XI

324 41 18
                                    

× × × × ×

| 16 Mayıs 2018 Çarşamba • 14.16

| Anıl

  Alperen'e tekrar göz ucumla bakarken dönerinin sonlarına yaklaştığını gördüm. Çok büyük bir şey yiyor gibi o kadar heyecan ve mutlulukla yiyordu ki, döner sevmeyenleri bile yemeleri için iştahlandırabilirdi.

  Telefonuna mesaj gelirken, yeme hızını birazcık düşürerek şifresini girdi ve mesajını okumaya başladı. O mesajını okurken ben de dönerimden bir ısırık alıp ne geldiğini bilmediğim için bakışlarımı ona çıkardım. Mesajı okuyup bana bakmasıyla göz göze geldik. Bana bir şey düşünüyormuş gibi baktığı için kendimi tutamayarak "Kimmiş?" diye sordum. Belki Güney abigil acilen çağırıyor falan olabilir ve gitmesi gerektiği için bakmış olabilirdi.

  "Arkadaşlarım."

  Bunu duyunca duraksadım. Genelde beraberdik ve benim yanımda eskisi kadar arkadaşlarıyla doğru dürüst konuşmazdı bile. Sesimi çıkarmadan kaşlarımı kaldırıp indirdim. Ne dediklerini merak etsem de ne yazdıklarını sormadım ona. Kesin görüşmek için bir yere çağırmışlardı onu. Alperen'de gidecekti ve ben de kendi başıma dımdızlak ortada kalacaktım.

  Keyfim kaçmıştı birden...

  Alperen bir şey demeden mesaja cevap yazarken onu izliyordum. Kesin çağırdıkları yere gidecekti. Keyfim gibi kaçan iştahıma rağmen dönerime dönüp sessizce yemeye devam ettim. Şu an bunun dışında yapabileceğim bir şey de yoktu.
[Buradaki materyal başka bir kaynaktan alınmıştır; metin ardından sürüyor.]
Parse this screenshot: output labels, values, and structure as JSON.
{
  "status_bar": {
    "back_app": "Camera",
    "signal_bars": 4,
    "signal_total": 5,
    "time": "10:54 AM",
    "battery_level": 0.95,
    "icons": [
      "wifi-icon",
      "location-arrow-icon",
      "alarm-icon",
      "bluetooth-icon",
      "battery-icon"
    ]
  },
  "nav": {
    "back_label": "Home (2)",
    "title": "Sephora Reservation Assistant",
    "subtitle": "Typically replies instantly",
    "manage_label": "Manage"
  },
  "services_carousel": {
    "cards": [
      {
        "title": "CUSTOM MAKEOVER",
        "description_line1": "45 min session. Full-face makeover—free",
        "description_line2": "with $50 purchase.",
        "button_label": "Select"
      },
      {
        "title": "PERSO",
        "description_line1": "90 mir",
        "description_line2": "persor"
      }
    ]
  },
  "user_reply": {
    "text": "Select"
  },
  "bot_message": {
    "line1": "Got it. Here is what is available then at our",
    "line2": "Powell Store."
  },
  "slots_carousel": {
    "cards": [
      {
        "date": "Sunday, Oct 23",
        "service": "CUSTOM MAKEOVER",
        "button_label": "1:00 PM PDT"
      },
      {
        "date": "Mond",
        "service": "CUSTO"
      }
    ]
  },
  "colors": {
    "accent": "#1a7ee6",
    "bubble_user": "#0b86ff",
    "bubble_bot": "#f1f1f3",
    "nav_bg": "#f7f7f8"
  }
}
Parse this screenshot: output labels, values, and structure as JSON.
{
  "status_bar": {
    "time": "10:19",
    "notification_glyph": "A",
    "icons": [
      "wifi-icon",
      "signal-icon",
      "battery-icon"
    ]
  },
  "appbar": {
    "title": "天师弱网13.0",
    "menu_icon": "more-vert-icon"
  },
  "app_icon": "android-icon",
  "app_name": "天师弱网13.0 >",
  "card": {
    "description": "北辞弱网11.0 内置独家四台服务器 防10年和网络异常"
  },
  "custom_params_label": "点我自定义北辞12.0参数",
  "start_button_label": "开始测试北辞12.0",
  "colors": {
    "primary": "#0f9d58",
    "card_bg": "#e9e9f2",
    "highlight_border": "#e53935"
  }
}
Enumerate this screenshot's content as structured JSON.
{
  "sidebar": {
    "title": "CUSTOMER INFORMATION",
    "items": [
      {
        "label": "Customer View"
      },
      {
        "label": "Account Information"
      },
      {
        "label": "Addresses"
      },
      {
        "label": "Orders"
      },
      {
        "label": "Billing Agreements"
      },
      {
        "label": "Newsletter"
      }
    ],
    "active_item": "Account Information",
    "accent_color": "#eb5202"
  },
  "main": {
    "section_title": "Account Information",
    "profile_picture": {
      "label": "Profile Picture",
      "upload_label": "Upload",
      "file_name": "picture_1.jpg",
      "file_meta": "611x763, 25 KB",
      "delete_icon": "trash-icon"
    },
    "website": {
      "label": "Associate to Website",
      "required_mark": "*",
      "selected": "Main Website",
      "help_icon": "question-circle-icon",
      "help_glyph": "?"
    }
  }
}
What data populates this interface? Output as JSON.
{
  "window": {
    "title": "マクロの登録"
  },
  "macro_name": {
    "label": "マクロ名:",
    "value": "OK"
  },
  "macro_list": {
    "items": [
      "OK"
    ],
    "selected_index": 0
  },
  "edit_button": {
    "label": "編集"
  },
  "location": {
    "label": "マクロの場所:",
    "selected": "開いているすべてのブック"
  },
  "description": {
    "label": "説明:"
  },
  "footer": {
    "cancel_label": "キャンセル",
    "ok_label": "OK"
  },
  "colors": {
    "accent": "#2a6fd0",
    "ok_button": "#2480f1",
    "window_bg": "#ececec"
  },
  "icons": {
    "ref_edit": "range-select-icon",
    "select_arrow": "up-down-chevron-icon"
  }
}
  Diğer arkadaşlarıyla birlikteyken neler yaptığını görmem için bana attığı fotoğraflardan eğlendiğini görebiliyordum. Tabii ki onların yanında da eğlenebildiği için seviniyordum ancak benim Alperen dışında arkadaşım olmadığı için Alperen'i diğer arkadaşlarıyla paylaşmayı sevmiyordum. Sürekli benimle olsun istiyordum. Belki bu düşüncem bencilceydi. Ama Alperen'e o kadar çok alışmıştım ki, onların yanına gidince yalnız kalıyordum.

  Önceden yalnız kalmaya bayılan ben, artık yalnız kalmaktan nefret ediyordum. Ya da belki de asıl nefret ettiğim şey yalnızlık değil, Alperensizlikti.

  İçerideki kimseye çaktırmadan kendimi onayladım. Sanırım bu daha doğru bir tabir olmuştu.

  "Beni kente çağırıyorlar."

  Keyfim kaçtığı için dediğine sessizce başımı salladım. Tahmin ettiğim gibi bir yere çağırmışlardı. Bana göre kentte vakit geçirmek için pek bir şey yoktu. Beni bırakıp gitmesini istemiyordum ama olur da giderse onsuz kütüphanede durmayacağım için bana da eve dönüş yolu görünüyordu. Eve gidince kaçan keyfim yüzünden pek sanmıyordum ama yapabilirsem kaldığım yerden ders çalışmaya devam ederdim.

  "Beni çağırmalarına bir şey demeyecek misin?"

  Bunu sorarken dirseklerini masanın üzerine koymuştu ve dönerinden ısırırken de bana bakıyordu. Onların yanına gitme, benimle kal demek istedim ama kendimde ona bunu söyleyecek cesareti bulamadım. Bulamamam iyiydi. Arkadaşlarıyla görüşmesine engel olmak istemiyordum.

  "Peki, anladım ben. Bir şey söylemesen de olur." Ne anladığını bilmiyordum ama ısrar etmemesi iyiydi. Dediğine tekrar başımı sallarken "Sen de benimle gelmek ister misin?" diye sordu bu sefer de. Onunla vakit geçirmek için birlikte gitme teklifini kabul etmek isterdim ama isimleri dışında hiçbir şeylerini bilmediğim arkadaşlarının yanına gidip de varlığımla onları rahatsız etmek ve ortamın huzurunu kaçırmak istemiyordum.

  Gerçi isimleri dışında hiçbir şeylerini bilmiyorum dediğime bakmayın. İsimlerine ek olarak, Alperen'in bana telefondan gösterdiği fotoğraflarından dolayı nasıl bir şeye benzediklerini de biliyordum. Canlı olarak hiç görmediğim ve aramızda tek kelime dâhi sohbet geçmediği için isimlerini bile karıştırıyordum gerçi.